Pero antes de somterse a las cuestiones de su letrado, el supuesto jefe del grupo se las ha tenido que ver con el fiscal David Mayor, quien se ha interesado por otros aspectos, como sus frecuentes viajes a Colombia, sus ingresos económicos, inversiones inmobiliarias...

El acusado ha señalado que los desplazamientos a Sudamérica los hacía habitualmente en épocas de vacaciones, en compañía de su entonces esposa, natural de Cali, y hoy también acusada. Asimismo ha justificado que, en otras ocasiones, se veían obligados a desplazarse para visitar a su suegra cuando estaba enferma.
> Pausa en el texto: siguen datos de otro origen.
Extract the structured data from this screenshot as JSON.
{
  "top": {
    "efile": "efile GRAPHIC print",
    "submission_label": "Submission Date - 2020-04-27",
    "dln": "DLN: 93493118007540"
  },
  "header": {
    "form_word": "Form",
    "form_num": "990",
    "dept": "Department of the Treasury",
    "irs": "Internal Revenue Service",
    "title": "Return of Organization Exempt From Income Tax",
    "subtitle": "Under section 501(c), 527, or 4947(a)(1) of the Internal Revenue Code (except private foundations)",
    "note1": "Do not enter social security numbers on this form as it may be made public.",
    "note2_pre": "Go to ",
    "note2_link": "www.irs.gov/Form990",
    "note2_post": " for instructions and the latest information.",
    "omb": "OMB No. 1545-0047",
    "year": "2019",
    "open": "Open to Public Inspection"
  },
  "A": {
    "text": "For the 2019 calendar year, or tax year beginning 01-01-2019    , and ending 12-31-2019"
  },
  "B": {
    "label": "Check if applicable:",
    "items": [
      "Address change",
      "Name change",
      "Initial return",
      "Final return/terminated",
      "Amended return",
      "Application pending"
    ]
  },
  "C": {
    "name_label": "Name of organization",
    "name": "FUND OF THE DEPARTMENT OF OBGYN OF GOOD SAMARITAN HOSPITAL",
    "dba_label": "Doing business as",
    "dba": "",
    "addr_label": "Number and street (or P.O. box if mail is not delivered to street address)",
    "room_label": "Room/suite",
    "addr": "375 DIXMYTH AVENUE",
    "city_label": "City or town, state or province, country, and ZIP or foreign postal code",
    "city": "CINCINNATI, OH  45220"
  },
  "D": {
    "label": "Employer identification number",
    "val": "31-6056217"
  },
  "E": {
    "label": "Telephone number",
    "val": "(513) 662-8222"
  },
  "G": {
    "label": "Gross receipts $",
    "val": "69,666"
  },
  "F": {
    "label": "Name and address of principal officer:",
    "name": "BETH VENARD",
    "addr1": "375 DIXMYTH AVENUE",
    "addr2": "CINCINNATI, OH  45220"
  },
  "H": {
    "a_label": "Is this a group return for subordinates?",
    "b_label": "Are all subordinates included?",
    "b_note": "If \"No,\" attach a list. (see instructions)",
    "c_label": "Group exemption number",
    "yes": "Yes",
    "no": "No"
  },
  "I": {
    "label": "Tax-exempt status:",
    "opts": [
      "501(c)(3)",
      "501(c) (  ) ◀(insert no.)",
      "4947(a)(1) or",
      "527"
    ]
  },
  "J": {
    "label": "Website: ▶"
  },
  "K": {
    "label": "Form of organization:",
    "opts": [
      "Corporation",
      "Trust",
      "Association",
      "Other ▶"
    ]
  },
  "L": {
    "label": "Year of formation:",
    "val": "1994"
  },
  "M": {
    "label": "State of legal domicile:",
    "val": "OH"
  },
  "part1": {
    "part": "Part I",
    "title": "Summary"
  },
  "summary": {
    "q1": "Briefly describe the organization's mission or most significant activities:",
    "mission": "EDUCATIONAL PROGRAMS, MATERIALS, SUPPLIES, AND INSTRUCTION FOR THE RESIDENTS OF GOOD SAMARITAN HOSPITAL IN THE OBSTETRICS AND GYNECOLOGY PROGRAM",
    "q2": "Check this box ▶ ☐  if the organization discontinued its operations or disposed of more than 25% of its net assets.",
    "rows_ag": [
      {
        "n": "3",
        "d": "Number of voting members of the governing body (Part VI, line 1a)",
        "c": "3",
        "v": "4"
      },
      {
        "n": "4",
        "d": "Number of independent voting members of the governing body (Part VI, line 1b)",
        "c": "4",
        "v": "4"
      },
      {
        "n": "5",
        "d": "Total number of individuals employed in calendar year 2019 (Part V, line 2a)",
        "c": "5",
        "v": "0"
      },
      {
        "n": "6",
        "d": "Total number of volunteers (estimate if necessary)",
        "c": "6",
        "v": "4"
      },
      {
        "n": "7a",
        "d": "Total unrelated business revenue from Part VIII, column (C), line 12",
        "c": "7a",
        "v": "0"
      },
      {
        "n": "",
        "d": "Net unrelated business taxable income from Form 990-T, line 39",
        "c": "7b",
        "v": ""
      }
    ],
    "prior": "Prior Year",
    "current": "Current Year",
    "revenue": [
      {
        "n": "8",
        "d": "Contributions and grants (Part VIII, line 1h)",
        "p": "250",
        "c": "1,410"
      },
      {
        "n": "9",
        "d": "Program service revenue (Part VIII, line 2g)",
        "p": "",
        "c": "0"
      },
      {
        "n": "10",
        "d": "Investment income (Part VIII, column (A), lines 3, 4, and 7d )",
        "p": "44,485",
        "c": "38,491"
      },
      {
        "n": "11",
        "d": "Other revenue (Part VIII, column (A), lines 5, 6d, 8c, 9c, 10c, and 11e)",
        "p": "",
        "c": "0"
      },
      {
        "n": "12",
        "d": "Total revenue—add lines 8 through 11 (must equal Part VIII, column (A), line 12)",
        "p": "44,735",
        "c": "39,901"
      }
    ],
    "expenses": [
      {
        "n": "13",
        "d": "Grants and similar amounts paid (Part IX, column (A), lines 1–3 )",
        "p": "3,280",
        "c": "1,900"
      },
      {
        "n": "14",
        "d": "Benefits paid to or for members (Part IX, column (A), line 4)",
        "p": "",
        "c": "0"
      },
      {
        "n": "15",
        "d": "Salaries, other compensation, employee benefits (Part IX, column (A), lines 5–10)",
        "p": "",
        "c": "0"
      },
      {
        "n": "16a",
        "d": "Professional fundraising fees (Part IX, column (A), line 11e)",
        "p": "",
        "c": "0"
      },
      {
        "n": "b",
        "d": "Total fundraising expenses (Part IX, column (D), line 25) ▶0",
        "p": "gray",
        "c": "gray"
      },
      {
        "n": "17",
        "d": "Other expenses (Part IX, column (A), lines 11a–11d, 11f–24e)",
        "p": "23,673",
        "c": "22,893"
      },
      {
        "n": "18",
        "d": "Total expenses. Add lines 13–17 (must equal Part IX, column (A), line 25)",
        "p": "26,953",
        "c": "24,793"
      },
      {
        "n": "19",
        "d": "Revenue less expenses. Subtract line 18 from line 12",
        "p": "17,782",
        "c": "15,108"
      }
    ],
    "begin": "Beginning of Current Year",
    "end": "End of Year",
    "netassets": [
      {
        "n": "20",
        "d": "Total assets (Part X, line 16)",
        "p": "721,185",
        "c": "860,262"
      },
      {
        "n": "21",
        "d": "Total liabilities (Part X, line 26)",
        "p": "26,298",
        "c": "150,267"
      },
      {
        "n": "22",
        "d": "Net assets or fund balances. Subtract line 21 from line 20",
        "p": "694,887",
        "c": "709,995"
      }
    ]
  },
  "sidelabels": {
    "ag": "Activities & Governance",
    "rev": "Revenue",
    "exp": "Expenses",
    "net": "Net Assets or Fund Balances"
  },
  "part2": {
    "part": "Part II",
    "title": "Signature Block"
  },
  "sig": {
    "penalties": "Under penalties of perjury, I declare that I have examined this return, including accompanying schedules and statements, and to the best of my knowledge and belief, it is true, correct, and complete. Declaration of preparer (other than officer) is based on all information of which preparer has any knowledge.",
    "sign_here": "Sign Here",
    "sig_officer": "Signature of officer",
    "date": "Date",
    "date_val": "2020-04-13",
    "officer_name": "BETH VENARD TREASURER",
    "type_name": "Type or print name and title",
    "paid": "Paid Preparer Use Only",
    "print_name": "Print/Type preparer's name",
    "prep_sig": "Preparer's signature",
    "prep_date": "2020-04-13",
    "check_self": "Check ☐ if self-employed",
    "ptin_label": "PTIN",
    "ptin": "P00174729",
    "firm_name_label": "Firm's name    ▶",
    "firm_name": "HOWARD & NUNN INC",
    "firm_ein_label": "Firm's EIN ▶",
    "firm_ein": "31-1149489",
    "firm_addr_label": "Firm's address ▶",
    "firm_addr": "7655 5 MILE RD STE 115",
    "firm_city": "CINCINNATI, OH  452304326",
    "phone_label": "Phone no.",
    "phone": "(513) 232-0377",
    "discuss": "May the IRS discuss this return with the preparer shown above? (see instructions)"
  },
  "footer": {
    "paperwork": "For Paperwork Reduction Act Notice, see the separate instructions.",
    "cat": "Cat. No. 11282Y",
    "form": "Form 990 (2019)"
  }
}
El procesado ha rechazado, asimismo, que sus ingresos económicos fueran de procedencia ilícita. En este sentido ha precisado que por aquellas fechas trabajaba en la peluquería de su madre, una actividad por la que percibía un salario. También ha justificado varias inversiones inmobiliarias, una en Castro Urdiales, y en dos viviendas en Marbella, estas últimas promovidas por una empresa implicada en el caso Malaya. Al final las casas no se construyeron y el acusado recuperó la totalidad de lo invertido ademas de los intereses. El fiscal ha querido asimismo conocer el motivo por el que el acusado poseía un elevado número de terminales telefónicos, más de una decena. El acusado ha explicado que muchos de ellos eran viejos y estaban en desuso.

El presunto cerebro ha manifestado que, exceptuando los lazos familiares con su madre, el excompañero de esta y la exesposa, no tenía trato como los restantes acusados, a excepción de con el considerado lugarteniente. De este ha dicho que solo le conocía de sus salidas de fiesta.

El fiscal pide para la supuesta mano derecha del cabecilla 14 años de prisión. Este ha negado su participación en los hechos, aunque ha tenido sus dificultades para explicar los motivos por los que una cuenta suya se utilizó para pagar parte de los 71.000 euros que había que satisfacer por la adquisición del velero.

También ha querido conocer el fiscal si contaba con numerosos teléfonos móviles para encubrir la actividad de tráfico de drogas. El acusado ha respondido que los «botaba» cuando se agotaba el prepago.